Entre los efectos, está la ley 7.824/07 y la disposición de reducir el área de explotación en un 70%. Aún así, la apuesta se renueva.

"La finalidad es investigar la extensión del yacimiento. El bloque se achicó, pero es un proyecto muy importante para la región y queremos que resulte", señaló una fuente de la petrolera, al condicionar la inversión a los resultados. Ahora, YPF prepara a contrarreloj una batería informativa a partir de folletos y presentaciones para difundirlo todo lo posible en los próximos 30 días.

Primeras observaciones

En base a dictámenes del INA (Instituto Nacional del Agua) y el Iadiza sobre la necesidad de información más detallada sobre el manejo hidrológico de la cuenca de Llancanelo, Eduardo Sosa, de Oikos, en pleno análisis, adelantó: "Vamos a seguirlo atentamente. Hay algunas cosas poco claras. Observamos títulos de base faltantes: YPF dice que va a realizar acciones parar preservar el ecosistema del lugar, pero no se advierte hasta aquí un estudio de base cero que determine las condiciones iniciales".

Al referirse a la separación de ambas áreas, y en base a una indicación del Iadiza, según Sosa las "perforaciones aparecen igualmente demasiado cerca del límite legal establecido".

Además, Oikos plantea más claridad acerca de la aplicación de un sistema de monitoreo de calidad de agua. Y, al respecto, la necesidad de datos precisos sobre la hidrogeología, en relación a un tema clave: los acuíferos.

"Siempre se dijo que era una cuenca endorreica, sin embargo se desconoce si hay alguna conexión con la zona del Atuel, que lleve el agua de la laguna al cauce, lo que plantearía una eventual contaminación", completó Sosa.

Desde YPF, por su parte, se apuraron a precisar que "se harán pozos verticales y horizontales para optimizar la extracción de petróleo y minimizar la cantidad de bocas en superficie, pero en ninguno de los casos irán por debajo de la laguna", afirman.

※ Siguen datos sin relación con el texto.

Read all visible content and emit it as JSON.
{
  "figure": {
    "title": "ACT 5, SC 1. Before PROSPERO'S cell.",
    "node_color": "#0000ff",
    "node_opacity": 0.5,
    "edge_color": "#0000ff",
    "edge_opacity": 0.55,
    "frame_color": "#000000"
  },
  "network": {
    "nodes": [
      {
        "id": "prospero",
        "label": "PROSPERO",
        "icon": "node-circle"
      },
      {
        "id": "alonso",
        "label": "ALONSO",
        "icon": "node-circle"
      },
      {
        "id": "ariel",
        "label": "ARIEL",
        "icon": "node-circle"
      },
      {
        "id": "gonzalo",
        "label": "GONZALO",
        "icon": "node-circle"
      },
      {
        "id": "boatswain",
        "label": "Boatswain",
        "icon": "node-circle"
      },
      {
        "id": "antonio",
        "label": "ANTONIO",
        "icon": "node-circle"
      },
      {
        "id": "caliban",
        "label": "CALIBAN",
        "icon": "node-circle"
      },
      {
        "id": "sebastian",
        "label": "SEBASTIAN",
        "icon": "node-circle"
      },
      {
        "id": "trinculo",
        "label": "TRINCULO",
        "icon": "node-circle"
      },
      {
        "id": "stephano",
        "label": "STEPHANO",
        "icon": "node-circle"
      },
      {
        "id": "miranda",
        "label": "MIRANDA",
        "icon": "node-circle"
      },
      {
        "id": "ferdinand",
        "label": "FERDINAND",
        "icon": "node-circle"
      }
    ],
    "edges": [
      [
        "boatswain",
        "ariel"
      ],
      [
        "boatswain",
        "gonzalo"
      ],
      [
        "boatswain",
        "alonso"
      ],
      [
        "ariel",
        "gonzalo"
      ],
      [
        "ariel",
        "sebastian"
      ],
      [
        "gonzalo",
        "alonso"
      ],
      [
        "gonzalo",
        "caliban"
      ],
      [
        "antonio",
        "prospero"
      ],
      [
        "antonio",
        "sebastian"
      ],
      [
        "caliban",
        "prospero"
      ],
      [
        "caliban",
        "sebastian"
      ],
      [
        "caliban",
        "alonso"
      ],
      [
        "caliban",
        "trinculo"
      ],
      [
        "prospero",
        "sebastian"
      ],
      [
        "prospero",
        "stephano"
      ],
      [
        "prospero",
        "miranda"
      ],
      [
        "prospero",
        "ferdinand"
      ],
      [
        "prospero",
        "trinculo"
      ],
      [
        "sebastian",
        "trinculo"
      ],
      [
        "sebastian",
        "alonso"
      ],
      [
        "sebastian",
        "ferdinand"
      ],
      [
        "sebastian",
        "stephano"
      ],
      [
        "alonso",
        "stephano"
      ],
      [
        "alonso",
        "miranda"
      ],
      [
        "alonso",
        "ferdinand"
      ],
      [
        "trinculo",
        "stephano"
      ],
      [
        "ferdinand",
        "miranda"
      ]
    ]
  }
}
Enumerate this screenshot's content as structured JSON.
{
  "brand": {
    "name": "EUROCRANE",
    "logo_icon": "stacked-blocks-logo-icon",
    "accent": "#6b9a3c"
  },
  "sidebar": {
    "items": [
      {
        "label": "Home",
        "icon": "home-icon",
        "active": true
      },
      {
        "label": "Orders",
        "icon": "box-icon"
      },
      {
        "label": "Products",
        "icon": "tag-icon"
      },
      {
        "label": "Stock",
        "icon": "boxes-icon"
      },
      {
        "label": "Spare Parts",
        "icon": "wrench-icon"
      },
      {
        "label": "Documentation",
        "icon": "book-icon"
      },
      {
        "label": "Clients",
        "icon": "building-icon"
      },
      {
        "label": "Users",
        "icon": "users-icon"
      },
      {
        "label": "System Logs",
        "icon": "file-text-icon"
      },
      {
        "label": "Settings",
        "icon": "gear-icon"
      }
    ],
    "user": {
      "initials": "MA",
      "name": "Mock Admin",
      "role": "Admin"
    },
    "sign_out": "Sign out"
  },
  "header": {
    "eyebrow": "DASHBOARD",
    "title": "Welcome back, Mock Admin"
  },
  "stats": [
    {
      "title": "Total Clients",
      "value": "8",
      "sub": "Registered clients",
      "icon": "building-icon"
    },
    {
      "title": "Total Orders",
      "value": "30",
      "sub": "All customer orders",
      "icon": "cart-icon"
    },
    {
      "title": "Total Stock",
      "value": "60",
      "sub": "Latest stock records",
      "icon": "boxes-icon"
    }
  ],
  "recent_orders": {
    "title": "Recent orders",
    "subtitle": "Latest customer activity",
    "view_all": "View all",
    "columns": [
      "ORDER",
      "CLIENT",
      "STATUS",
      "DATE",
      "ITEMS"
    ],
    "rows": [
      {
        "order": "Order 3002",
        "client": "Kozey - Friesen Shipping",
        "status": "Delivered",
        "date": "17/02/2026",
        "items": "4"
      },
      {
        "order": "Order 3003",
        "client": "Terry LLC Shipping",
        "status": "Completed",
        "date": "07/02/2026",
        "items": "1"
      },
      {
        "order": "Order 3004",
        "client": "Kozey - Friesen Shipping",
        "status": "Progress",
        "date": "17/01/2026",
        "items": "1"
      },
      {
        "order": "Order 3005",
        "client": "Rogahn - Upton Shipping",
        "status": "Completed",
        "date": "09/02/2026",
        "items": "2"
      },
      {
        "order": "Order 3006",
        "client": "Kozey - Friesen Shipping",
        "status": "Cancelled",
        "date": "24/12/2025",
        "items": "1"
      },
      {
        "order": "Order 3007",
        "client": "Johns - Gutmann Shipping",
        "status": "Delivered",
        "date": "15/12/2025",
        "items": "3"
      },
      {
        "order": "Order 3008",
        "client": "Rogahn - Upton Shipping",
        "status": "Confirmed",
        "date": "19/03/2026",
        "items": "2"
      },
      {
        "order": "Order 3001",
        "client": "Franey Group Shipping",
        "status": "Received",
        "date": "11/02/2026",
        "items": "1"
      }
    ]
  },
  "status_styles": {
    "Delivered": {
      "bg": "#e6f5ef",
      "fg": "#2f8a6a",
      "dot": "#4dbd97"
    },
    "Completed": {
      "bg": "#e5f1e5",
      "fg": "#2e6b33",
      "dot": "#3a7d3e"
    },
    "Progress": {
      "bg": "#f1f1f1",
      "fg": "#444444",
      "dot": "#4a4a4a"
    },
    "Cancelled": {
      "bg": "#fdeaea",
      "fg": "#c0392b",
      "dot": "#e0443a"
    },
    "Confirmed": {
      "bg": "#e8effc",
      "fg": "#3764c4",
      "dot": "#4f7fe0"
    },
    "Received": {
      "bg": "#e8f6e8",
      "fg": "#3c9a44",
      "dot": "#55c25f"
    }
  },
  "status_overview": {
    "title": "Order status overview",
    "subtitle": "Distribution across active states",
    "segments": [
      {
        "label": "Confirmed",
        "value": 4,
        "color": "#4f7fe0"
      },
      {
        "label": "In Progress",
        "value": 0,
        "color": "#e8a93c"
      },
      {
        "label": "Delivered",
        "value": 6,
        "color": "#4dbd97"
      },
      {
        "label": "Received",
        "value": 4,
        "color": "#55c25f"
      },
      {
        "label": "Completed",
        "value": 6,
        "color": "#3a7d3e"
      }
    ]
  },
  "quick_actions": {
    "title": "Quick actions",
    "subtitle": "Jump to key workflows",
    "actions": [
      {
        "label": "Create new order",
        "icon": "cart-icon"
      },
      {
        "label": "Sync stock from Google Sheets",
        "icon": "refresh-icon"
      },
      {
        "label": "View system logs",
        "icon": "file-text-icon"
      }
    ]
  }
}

Será importante algún "gesto" de YPF sobre su voluntad de acceder a recomendaciones de la audiencia pública, más allá de que no sea vinculante, consideran los analistas consultados.

Ante esto, la multinacional esgrime dos puntos: que se proyectan pozos fuera del Área Natural Protegida,y el uso de última tecnología, "con equipos insonorizados y reduciendo al mínimo el impacto visual".

Al margen, Sosa cuestiona el nuevo decreto (170/08) que regula evaluación de impacto ambiental. "Hace que se relaje la evaluación, ya que antes era obligatorio tener dictámenes sectoriales para decidir. Y ahora la autoridad de aplicación puede no considerarlos".